« L’homme moderne est l’esclave de la modernité : il n’est point de progrès qui ne tourne à sa plus complète servitude. Le confort nous enchaîne. La liberté de la presse et les moyens trop puissants dont elle dispose nous assassinent de clameurs imprimées, nous percent de nouvelles à sensations. La publicité, un des plus grands maux de ce temps, insulte nos regards, falsifie toutes les épithètes, gâte les paysages, corrompt toute qualité et toute critique, exploite l’arbre, le roc, le monument et confond sur les pages que vomissent les machines, l’assassin, la victime, le héros, le centenaire du jour et l’enfant martyr.
Il y a aussi la tyrannie des horaires.
Tout ceci nous vise au cerveau. Il faudra bientôt construire des cloîtres rigoureusement isolés, où ni les ondes ni les feuilles n’entreront ; dans lesquels l’ignorance de toute politique sera préservée et cultivée. On y méprisera la vitesse, le nombre, les effets de masse, de surprise, de contraste, de répétitions, de nouveauté et de crédulité. C’est là qu’à certains jours on ira, à travers les grilles, considérer quelques spécimens d’hommes libres. »

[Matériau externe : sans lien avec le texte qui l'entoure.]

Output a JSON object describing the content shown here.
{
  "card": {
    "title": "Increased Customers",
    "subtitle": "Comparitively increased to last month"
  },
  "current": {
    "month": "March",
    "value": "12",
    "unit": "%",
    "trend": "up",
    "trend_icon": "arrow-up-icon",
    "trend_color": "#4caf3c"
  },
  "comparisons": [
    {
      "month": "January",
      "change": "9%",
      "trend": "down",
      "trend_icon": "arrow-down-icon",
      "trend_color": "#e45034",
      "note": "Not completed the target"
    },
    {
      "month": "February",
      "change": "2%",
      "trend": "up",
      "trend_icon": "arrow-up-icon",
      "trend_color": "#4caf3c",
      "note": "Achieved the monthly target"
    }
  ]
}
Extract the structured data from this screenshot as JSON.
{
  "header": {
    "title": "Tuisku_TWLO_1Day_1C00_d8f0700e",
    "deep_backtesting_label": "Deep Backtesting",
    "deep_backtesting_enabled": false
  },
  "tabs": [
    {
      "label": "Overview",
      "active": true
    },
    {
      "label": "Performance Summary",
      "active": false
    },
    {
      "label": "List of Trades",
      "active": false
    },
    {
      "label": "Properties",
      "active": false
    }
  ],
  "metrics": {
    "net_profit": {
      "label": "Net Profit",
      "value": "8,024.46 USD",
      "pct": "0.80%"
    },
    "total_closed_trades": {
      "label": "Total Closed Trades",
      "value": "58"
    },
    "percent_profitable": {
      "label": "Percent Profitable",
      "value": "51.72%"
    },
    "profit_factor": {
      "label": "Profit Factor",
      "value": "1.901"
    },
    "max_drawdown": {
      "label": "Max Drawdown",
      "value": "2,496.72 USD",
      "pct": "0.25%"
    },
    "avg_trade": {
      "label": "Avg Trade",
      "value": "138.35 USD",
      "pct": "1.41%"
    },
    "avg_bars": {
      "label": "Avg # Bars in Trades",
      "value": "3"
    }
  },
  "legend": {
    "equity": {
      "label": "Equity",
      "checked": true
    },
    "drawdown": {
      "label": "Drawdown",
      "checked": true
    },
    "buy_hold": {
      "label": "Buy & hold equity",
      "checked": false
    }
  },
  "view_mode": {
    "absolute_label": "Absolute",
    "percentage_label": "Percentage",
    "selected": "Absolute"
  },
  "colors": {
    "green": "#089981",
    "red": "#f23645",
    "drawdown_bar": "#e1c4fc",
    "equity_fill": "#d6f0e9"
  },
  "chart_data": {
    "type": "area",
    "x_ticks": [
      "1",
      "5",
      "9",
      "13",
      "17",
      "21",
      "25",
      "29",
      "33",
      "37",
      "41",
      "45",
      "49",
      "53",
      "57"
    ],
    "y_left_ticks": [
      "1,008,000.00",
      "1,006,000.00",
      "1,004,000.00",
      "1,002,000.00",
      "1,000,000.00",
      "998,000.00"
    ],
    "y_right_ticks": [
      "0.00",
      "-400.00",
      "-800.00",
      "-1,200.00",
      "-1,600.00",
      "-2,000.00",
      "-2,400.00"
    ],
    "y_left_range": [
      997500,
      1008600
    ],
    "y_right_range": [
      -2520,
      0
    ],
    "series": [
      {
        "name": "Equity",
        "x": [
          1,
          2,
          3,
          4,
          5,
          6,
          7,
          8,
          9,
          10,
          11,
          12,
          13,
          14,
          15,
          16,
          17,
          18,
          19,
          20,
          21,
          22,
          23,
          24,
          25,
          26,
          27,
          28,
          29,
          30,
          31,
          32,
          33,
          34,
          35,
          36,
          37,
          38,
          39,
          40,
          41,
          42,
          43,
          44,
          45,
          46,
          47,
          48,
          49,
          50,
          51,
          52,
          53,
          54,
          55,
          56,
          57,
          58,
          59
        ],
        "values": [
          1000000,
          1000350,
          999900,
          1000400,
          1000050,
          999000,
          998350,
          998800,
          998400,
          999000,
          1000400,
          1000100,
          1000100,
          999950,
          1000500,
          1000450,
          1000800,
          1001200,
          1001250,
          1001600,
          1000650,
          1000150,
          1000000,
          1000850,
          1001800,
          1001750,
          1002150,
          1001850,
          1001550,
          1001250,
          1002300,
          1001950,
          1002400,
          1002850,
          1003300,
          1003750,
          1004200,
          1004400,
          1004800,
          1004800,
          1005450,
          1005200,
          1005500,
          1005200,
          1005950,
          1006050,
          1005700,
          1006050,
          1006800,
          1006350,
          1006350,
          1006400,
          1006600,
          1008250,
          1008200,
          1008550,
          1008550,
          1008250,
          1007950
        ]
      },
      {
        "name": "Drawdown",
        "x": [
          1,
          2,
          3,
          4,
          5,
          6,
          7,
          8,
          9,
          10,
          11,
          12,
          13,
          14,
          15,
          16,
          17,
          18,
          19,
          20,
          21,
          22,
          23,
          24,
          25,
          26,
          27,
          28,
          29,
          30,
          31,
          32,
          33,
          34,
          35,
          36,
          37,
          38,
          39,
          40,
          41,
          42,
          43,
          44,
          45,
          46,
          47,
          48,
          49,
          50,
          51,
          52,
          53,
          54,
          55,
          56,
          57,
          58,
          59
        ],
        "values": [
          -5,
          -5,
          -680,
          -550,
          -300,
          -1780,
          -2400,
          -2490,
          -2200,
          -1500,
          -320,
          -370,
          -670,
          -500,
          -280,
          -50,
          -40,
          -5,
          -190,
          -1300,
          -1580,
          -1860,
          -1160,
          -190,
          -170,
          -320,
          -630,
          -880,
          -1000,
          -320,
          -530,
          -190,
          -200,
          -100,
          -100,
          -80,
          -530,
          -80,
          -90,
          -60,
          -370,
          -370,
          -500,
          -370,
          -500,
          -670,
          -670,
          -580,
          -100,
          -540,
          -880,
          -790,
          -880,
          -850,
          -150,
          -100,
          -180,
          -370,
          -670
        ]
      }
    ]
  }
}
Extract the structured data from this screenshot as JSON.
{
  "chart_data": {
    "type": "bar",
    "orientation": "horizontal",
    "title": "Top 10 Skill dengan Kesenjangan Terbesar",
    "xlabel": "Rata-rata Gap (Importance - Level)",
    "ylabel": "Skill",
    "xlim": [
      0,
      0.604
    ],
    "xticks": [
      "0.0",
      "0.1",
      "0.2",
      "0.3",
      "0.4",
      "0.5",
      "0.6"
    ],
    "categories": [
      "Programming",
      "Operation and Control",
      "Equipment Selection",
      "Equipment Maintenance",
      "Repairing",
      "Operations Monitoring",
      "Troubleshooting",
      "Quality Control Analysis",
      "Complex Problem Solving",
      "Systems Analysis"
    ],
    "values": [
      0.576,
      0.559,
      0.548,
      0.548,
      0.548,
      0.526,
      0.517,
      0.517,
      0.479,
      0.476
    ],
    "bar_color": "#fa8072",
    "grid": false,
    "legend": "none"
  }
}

Paul Valéry, Regards sur le monde actuel, 1938.

Les hommes encore libres sont parfois visibles entre deux réclames quand ils n’en font pas partie, à travers les écrans qui nous servent de cachots. Nous pouvons les apercevoir dans un flux ininterrompu d’images d’information, de publicité et de divertissement. Depuis bientôt un siècle que ces lignes ont été écrites, l’aveuglement demeure. Nous persistons dans notre course à l’effondrement alors que nous sommes maintenant largement prévenus des conséquences de nos actes.

 

Est-ce que ce texte visionnaire n’est finalement pas devenu obsolète par une acceptation générale des règles de notre prison ?

Qui pourraient être aujourd’hui ces derniers êtres libres ?

 

Les peuples autochtones, natifs, peuples isolés volontaires, peuples premiers, sociétés tribales (suivant leurs dénominations) vivent en bonne compagnie avec la Terre-Mère sous toutes les latitudes et toutes les altitudes de la planète.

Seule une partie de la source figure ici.